Altermagnets are a third class, formally distinguished from both only in recent years. Like antiferromagnets, they have zero net magnetization — the spins cancel globally. But unlike conventional antiferromagnets, they split the electronic bands by spin in a momentum-dependent way. Electrons moving in one direction have one spin polarization; electrons moving in a perpendicular direction have the opposite polarization. The spin splitting follows the point-group symmetry of the crystal — d-wave, g-wave, or i-wave patterns in momentum space, analogous to the angular momentum labels of atomic orbitals.
This combination — no net magnetization, but momentum-dependent spin splitting — enables effects that neither ferromagnets nor antiferromagnets can produce alone. A ferromagnet splits spins uniformly in momentum space (all electrons shifted the same way), which produces spin-polarized currents but also stray magnetic fields and sensitivity to external fields. An antiferromagnet produces no spin splitting at all (the two sublattices compensate exactly in each momentum direction). An altermagnet splits spins along specific crystallographic directions without producing stray fields or net magnetization.
Sarkar, Sarkar, and Agarwal (arXiv 2602.23273, February 2026) show that this spin splitting enables a spin-splitter effect where impurity scattering produces transverse spin currents. An electric field drives longitudinal charge current; asymmetric scattering from impurities deflects opposite spins in opposite transverse directions. The result is a spin current perpendicular to the charge current, analogous to the spin Hall effect but with a critical difference: the extrinsic spin conductivity is time-reversal even.
Time-reversal even means the effect does not change sign when the magnetic configuration is reversed. In ferromagnets, spin Hall effects are time-reversal odd — they reverse with the magnetization. In altermagnets, the extrinsic spin-splitter current survives time reversal because the momentum-dependent spin splitting has the symmetry of a quadrupole, not a dipole. Reversing all spins maps the spin pattern onto itself (up to a rotation), preserving the scattering asymmetry that generates the current.
The practical implication is that altermagnetic spintronic devices could generate spin currents without the disadvantages of ferromagnets — no stray fields to disturb neighboring components, no sensitivity to demagnetization, no hysteresis. The applied material in this study is FeSb2, a d-wave altermagnet where the spin splitting follows a cos(2phi) pattern.

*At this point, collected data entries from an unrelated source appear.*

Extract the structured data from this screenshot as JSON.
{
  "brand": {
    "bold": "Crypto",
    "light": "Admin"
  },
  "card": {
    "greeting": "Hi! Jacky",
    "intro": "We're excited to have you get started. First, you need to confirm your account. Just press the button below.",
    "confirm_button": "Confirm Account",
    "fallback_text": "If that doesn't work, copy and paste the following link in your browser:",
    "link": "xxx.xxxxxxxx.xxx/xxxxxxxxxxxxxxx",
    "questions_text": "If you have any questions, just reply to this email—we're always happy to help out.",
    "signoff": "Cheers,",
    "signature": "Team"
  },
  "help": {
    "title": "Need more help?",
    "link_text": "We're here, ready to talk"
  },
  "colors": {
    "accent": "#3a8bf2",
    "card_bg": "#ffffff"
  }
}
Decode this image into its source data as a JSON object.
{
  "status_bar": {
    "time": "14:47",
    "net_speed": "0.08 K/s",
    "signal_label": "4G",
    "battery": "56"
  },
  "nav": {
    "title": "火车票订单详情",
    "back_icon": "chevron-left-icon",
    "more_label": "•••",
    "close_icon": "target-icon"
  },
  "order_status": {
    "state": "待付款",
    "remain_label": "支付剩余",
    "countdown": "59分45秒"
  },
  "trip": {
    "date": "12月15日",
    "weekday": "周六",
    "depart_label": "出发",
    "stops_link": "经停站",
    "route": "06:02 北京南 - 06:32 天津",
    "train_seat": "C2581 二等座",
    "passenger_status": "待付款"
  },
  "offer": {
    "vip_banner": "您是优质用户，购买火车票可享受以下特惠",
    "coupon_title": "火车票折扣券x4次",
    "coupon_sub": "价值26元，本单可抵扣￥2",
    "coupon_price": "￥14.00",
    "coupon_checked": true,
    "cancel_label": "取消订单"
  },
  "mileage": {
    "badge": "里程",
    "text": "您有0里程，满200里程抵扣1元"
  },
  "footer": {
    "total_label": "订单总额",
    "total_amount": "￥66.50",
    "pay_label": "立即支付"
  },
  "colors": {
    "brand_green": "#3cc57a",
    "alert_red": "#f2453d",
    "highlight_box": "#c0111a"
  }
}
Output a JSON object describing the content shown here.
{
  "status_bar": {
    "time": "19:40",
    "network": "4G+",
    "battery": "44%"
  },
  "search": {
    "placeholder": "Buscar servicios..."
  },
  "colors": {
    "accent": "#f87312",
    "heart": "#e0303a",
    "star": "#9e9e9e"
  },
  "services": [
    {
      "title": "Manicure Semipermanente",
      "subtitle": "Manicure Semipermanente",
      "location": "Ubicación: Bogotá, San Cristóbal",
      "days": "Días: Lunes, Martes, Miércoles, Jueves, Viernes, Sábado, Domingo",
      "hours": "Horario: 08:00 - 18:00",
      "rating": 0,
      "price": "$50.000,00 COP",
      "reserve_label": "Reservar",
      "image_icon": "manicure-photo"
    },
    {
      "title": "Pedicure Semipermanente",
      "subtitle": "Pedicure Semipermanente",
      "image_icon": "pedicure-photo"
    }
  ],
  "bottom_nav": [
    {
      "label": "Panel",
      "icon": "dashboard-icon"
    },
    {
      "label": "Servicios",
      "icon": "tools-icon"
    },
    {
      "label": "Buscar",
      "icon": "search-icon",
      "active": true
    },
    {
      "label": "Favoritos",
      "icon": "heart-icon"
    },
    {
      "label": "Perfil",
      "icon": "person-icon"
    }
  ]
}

The impurity scattering mechanism (skew scattering and side-jump) provides the dominant contribution, meaning the effect can be tuned by impurity engineering — choosing dopant type and concentration — without modifying the host crystal structure.
A century of binary classification — ferromagnet or antiferromagnet — missed a class of materials that was there all along. The third kind wasn't hidden by rarity or exotic conditions. It was hidden by a classification scheme that didn't have the right symmetry labels to distinguish it.